Он посмотрел на меня, словно не верил своим ушам:
– А ты разве нет? Он же принц, он привык получать все, на что положит глаз. И его отец был насильником.
– Он – не его отец, – сказал я, однако в душе у меня всколыхнулась тревога. Я осторожно спросил: – А Спарк пугает его интерес? Она просила тебя защитить ее?
Лант ответил не сразу.
– Нет. Пока не просила. Мне кажется, она не замечает опасности. Но я не хочу дожидаться, когда беда случится.
– И ты хочешь, чтобы я вмешался?
Он воткнул иглу в парусину, сложенную в несколько слоев.
– Нет. Я просто хочу, чтобы ты знал заранее. Тогда, возможно, ты поддержишь меня, если до этого дойдет.
– До этого не дойдет, – сказал я тихо.
Лант обернулся и уставился на меня широко распахнутыми глазами. Я сказал:
– Если ты не дурак, то не станешь ничего предпринимать, пока Спарк не попросит тебя защитить ее. Она не из тех девушек, что прячутся за спину мужчины. Если возникнут сложности, она сама разберется. И по-моему, если ты попытаешься вмешаться, прежде чем что-то произойдет, она только разозлится на тебя. Если хочешь, я могу поговорить с капитанами. Это их корабль, и они поддерживают на нем порядок. Я понимаю, что ты неравнодушен к Спарк, но…
– Хватит. Я последую твоему совету, – резко сказал он и принялся шить с каким-то остервенением.
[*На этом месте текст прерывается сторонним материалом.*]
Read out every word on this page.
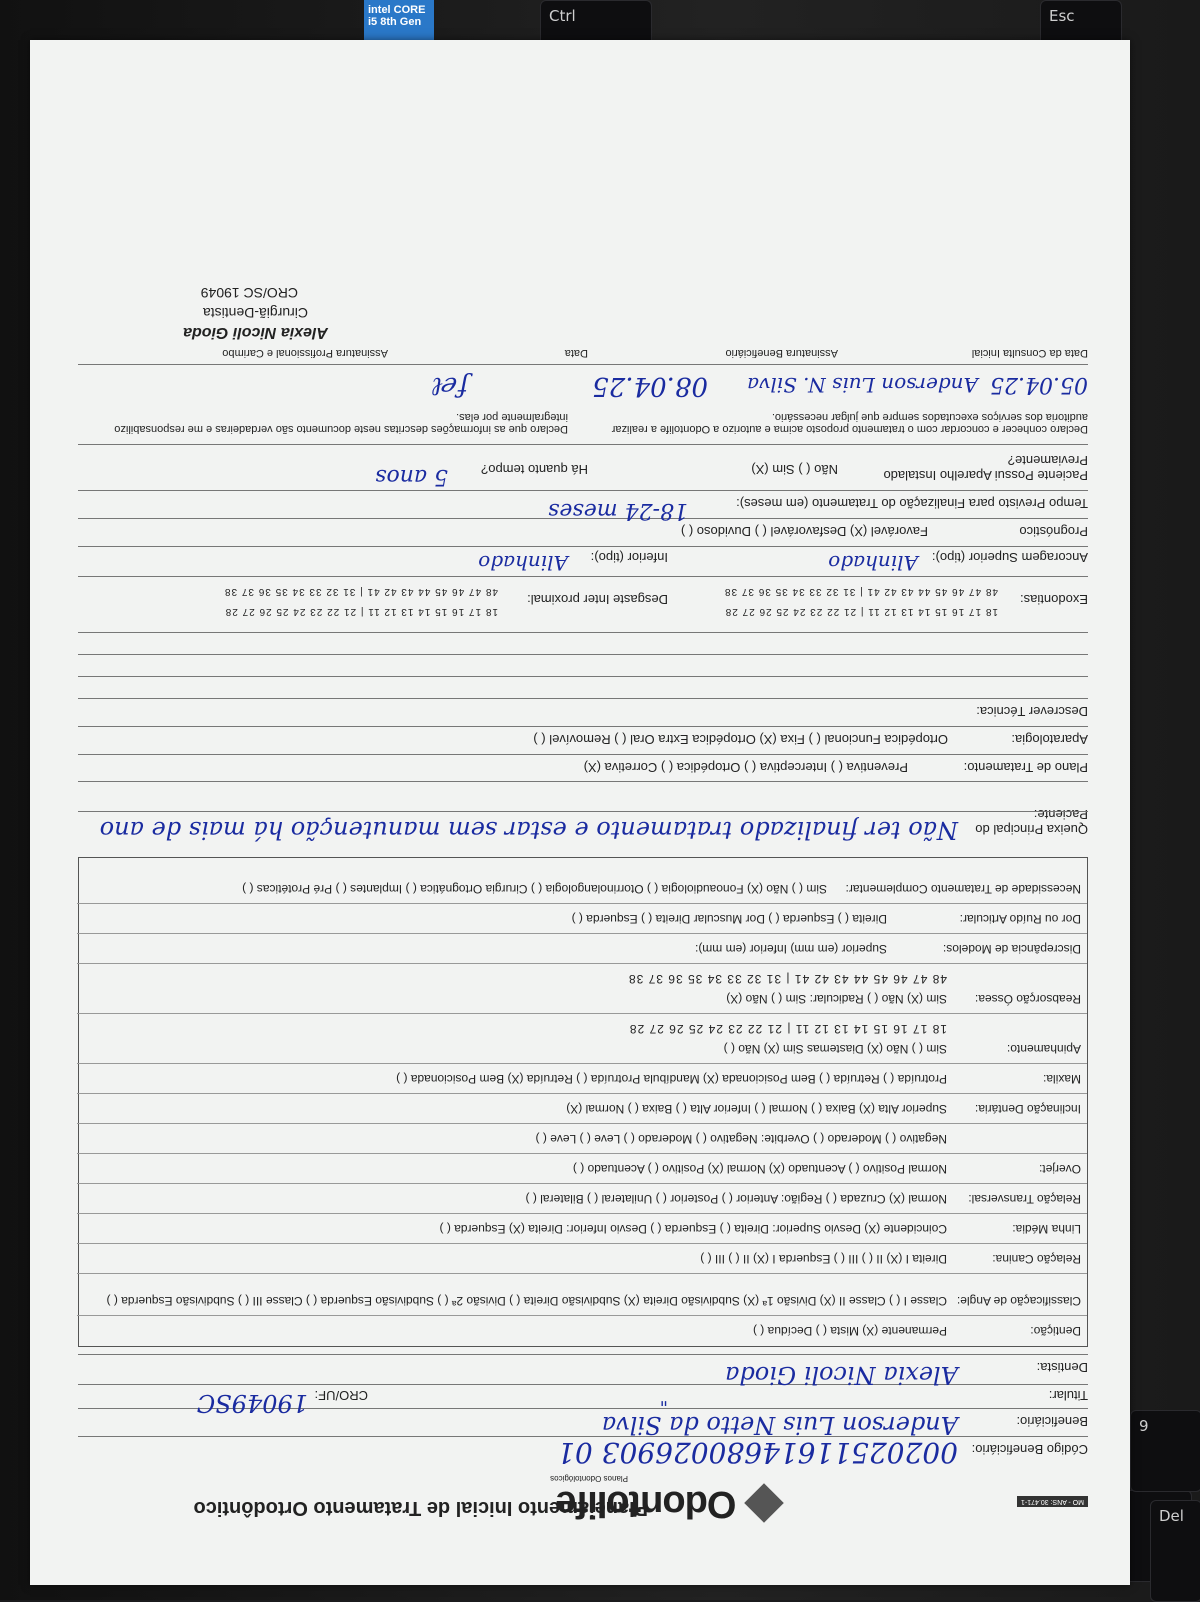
intel CORE i5 8th Gen	Esc
Ctrl
Del
9
MO - ANS: 30.471-1
OdontoIife
Planos Odontológicos
Planejamento Inicial de Tratamento Ortodôntico
Código Beneficiário:
00202511614680026903 01
Beneficiário:
Anderson Luis Netto da Silva
Titular:
"
CRO/UF:
19049SC
Dentista:
Alexia Nicoli Gioda
Dentição:
Permanente (X) Mista ( ) Decídua ( )
Classificação de Angle:
Classe I ( ) Classe II (X) Divisão 1ª (X) Subdivisão Direita (X) Subdivisão Direita ( ) Divisão 2ª ( ) Subdivisão Esquerda ( ) Classe III ( ) Subdivisão Esquerda ( )
Relação Canina:
Direita I (X) II ( ) III ( ) Esquerda I (X) II ( ) III ( )
Linha Média:
Coincidente (X) Desvio Superior: Direita ( ) Esquerda ( ) Desvio Inferior: Direita (X) Esquerda ( )
Relação Transversal:
Normal (X) Cruzada ( ) Região: Anterior ( ) Posterior ( ) Unilateral ( ) Bilateral ( )
Overjet:
Normal Positivo ( ) Acentuado (X) Normal (X) Positivo ( ) Acentuado ( )
Negativo ( ) Moderado ( ) Overbite: Negativo ( ) Moderado ( ) Leve ( ) Leve ( )
Inclinação Dentária:
Superior Alta (X) Baixa ( ) Normal ( ) Inferior Alta ( ) Baixa ( ) Normal (X)
Maxila:
Protruída ( ) Retruída ( ) Bem Posicionada (X) Mandíbula Protruída ( ) Retruída (X) Bem Posicionada ( )
Apinhamento:
Sim ( ) Não (X) Diastemas Sim (X) Não ( )
18 17 16 15 14 13 12 11 | 21 22 23 24 25 26 27 28
Reabsorção Óssea:
Sim (X) Não ( ) Radicular: Sim ( ) Não (X)
48 47 46 45 44 43 42 41 | 31 32 33 34 35 36 37 38
Discrepância de Modelos:
Superior (em mm) Inferior (em mm):
Dor ou Ruído Articular:
Direita ( ) Esquerda ( ) Dor Muscular Direita ( ) Esquerda ( )
Necessidade de Tratamento Complementar:
Sim ( ) Não (X) Fonoaudiologia ( ) Otorrinolangologia ( ) Cirurgia Ortognática ( ) Implantes ( ) Pré Protéticas ( )
Queixa Principal do Paciente:
Não ter finalizado tratamento e estar sem manutenção há mais de ano
Plano de Tratamento:
Preventiva ( ) Interceptiva ( ) Ortopédica ( ) Corretiva (X)
Aparatologia:
Ortopédica Funcional ( ) Fixa (X) Ortopédica Extra Oral ( ) Removível ( )
Descrever Técnica:
Exodontias:
18 17 16 15 14 13 12 11 | 21 22 23 24 25 26 27 28
48 47 46 45 44 43 42 41 | 31 32 33 34 35 36 37 38
Desgaste Inter proximal:
18 17 16 15 14 13 12 11 | 21 22 23 24 25 26 27 28
48 47 46 45 44 43 42 41 | 31 32 33 34 35 36 37 38
Ancoragem Superior (tipo):
Alinhado
Inferior (tipo):
Alinhado
Prognóstico
Favorável (X) Desfavorável ( ) Duvidoso ( )
Tempo Previsto para Finalização do Tratamento (em meses):
18-24 meses
Paciente Possui Aparelho Instalado Previamente?
Não ( ) Sim (X)
Há quanto tempo?
5 anos
Declaro conhecer e concordar com o tratamento proposto acima e autorizo a Odontolife a realizar auditoria dos serviços executados sempre que julgar necessário.
Declaro que as informações descritas neste documento são verdadeiras e me responsabilizo integralmente por elas.
05.04.25
Anderson Luis N. Silva
08.04.25
Data da Consulta Inicial
Assinatura Beneficiário
Data
Assinatura Profissional e Carimbo
ƒℯℓ
Alexia Nicoli Gioda
Cirurgiã-Dentista
CRO/SC 19049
Остаток дня я наблюдал за Спарк и Кеннитссоном. Не было сомнений, что он обращает на нее внимание, и ей это, похоже, льстит. Я не замечал, чтобы Спарк заигрывала с Кеннитссоном, но она смеялась над его шутками. Нетрудно было догадаться, что Ланту, зажатому в тисках чести и долга, больно это видеть. Мне же смотреть на эту суету было, с одной стороны, тоскливо, а с другой – завидно. Сколько лет прошло с тех пор, как я мучился от ревности или терзался сомнениями, зная, что могу претендовать на любовь той, кого люблю? Хорошо, конечно, что все эти страдания остались в прошлом, но это напомнило мне о грузе прожитых лет.
Я колебался: стоит ли вмешиваться? Можно, конечно, поговорить со Спарк наедине, но она, чего доброго, обидится, решив, что я ставлю интерес Кеннитссона ей в вину. А может быть, поговорить с Кеннитссоном? Но кто его знает, что из этого выйдет. Если он всего лишь по-дружески заигрывает, я выставлю себя дураком, лезущим не в свое дело. А если принц питает искренние чувства к Спарк, может получиться как тогда, когда леди Пейшенс пыталась убедить меня оставить Молли в покое. Все осложнялось еще и тем, что мы с Кеннитом постепенно становились друзьями. Он оставался вспыльчивым и обидчивым, но честно старался стать хорошим моряком. Худо-бедно наловчился сам отстирывать свою одежду и вообще делать все то, что за него всю жизнь делали слуги. Правда, он пока с трудом понимал, стоит ли обижаться, когда матросы подшучивали над ним. Непросто было преодолеть стену гордости, которая отделяла его от остальной команды, но он старался.